Ghosts are the sort of units made for this type of attack. Art by Shiramune
Thus, what is of supreme importance in war is to attack the enemy’s strategy.
The very genre of StarCraft 2 lends it and the study of its nuances to tactical reasoning. It’s called a real-time strategy game for a reason. If no actual strategy was involved, it’d be a real-time blowing-crap-up simulator. And while lots of stuff blows up but good in your average StarCraft 2 match, most of those explosions are due to at least one of the players involved implementing some form of strategy.
Therefore, when you’re preparing to attack the enemy, your actual aim becomes to undermine their strategy with yours. There are multiple ways to do this, and I’m going to discuss three in particular, all of which could be subjects in and of themselves in terms of proper execution. And when I figure out exactly how to pull these off well, I’ll be sure to let you know.
Being caught out of position has been the downfall of many a military operation. With a little intelligence and preparation, you can predict the route the enemy is going to take and prepare a force to deal with them in transit. You may try to flank them from one or both sides, wait until they pass to rake their formation or harass them at multiple points. But the biggest damage you’re doing is actually psychological.
Provided you were careful with the disposition and placement of your forces, your opponent will not have seen the ambush coming. They thought they had a clean route right to your front door. They might have already been thinking ahead to the order in which they were going to burn your base’s buildings down. And then lo and behold, their forces are under attack. It’s a plan that can deprive a key push of momentum, buy you time to build up your own forces or simply a way to keep your opponent off-balance.
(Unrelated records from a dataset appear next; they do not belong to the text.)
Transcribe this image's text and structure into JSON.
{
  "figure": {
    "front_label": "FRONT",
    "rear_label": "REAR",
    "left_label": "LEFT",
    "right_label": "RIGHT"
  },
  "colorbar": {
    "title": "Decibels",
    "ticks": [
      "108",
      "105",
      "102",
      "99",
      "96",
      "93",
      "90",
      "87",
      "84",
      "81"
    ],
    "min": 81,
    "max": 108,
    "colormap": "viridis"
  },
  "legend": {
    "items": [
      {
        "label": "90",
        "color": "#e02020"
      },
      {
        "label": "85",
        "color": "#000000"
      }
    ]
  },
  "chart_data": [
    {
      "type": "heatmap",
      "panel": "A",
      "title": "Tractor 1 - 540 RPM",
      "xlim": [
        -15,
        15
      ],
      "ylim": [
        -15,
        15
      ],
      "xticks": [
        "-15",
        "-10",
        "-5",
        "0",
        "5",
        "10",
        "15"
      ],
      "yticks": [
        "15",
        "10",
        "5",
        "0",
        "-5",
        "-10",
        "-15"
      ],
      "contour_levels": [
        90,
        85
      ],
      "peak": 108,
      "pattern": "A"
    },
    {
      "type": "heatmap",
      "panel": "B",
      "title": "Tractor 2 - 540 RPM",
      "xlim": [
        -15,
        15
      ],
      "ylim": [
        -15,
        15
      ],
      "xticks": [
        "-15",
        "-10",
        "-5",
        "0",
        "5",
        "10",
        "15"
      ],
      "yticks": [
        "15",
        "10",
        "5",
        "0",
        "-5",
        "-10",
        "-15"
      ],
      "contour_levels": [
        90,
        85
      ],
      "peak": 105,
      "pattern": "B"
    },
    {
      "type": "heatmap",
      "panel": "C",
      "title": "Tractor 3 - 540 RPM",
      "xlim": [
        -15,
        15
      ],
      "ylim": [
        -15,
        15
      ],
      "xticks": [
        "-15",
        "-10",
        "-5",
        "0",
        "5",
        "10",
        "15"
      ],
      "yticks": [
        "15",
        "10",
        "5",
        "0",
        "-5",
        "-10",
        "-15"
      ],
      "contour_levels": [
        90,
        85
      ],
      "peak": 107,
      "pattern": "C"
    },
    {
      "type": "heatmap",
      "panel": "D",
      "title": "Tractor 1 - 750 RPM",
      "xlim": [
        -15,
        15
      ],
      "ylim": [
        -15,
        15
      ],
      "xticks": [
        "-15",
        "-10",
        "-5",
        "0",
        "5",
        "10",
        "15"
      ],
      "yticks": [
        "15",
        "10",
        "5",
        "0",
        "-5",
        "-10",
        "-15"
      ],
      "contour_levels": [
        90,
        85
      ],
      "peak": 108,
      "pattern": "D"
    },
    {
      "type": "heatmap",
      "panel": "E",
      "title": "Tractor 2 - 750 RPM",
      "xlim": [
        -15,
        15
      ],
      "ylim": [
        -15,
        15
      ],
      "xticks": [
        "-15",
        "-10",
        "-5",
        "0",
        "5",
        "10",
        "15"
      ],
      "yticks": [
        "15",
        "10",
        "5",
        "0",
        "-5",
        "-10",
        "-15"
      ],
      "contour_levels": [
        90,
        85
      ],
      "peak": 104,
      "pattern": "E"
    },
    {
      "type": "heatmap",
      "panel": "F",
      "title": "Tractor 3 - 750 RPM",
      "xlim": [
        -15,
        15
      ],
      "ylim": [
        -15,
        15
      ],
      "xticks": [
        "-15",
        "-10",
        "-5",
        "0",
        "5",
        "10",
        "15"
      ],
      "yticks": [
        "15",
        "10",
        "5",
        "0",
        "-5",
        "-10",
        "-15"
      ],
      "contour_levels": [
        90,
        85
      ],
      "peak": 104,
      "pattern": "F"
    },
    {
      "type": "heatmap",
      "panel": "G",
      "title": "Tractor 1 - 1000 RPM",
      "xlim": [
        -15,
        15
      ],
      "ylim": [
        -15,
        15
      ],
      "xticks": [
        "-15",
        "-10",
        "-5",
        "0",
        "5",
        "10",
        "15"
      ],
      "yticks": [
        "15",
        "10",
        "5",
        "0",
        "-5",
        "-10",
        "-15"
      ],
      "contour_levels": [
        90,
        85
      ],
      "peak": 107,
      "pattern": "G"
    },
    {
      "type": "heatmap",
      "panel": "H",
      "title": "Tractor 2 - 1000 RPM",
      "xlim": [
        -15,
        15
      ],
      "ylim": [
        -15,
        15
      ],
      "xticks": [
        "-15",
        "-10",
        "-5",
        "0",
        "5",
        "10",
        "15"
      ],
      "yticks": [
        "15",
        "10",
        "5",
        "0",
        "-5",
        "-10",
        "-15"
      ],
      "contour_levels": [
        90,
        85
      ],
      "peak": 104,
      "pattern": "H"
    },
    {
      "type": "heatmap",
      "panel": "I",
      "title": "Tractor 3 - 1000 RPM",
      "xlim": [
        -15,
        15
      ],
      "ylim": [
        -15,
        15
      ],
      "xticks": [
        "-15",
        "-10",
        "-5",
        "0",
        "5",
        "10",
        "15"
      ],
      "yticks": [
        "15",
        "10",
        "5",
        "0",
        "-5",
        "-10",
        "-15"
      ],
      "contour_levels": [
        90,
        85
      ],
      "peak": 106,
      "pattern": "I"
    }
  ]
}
Similar to ambushes, a feint sets up your opponent’s expectations and then knocks them down with authority. An example would be using close-range or melee units to harass the defenses or resources of the enemy, pulling them back when their counterattack begins and bringing the enemy into range of the more powerful artillery you had lurking just out of range, hidden by the fog of war. If your force survives you can continue pushing into the enemy position, and even if it doesn’t your opponent must now rethink their units and deployment to compensate for this new information.
Beyond the mere exchange of fire, however, a canny player can work a feint from a different perspective. For example, a Terran player is likely to begin building Marines. If the Terrans’ opponents are the Protoss, and a few waves of Marines or Marauders break on the Protoss defenses but do a little more damage with each push, the Protoss player may opt to build Colossi to compensate. However, the Terran player has actually developed his air power and when the ‘death ball’ approaches, the Protoss player faces a squadron of cloaked Banshees that use the Marines & Marauders as backup units.
This is just one example, and I’m certain you can think of others.
Ultimately, all of the strategy, tactics and unit composition of any plan hinges on one thing: having enough resources to pull it off. From the start of the match any player worth their salt is sending workers to collect minerals, harvest gas and expand the means of production. They are dilligent, tireless and essential to building bigger, more impressive units.
They’re also quite vulnerable to attack.
A potent strike on the mineral line of an opponent can slow or cripple their efforts. In some cases your opponent will quit entirely (especially if they believe they’ve been cheesed). Early harassment, steathed units or a focused push can absolutely gut their economy. Not only do you deprive them of the resources those gatherers were collecting, they must also expend time and resources to build more. You can use this opportunity to surge ahead in general army count or push higher into your tech tree.
How else would you attack the enemy’s strategy?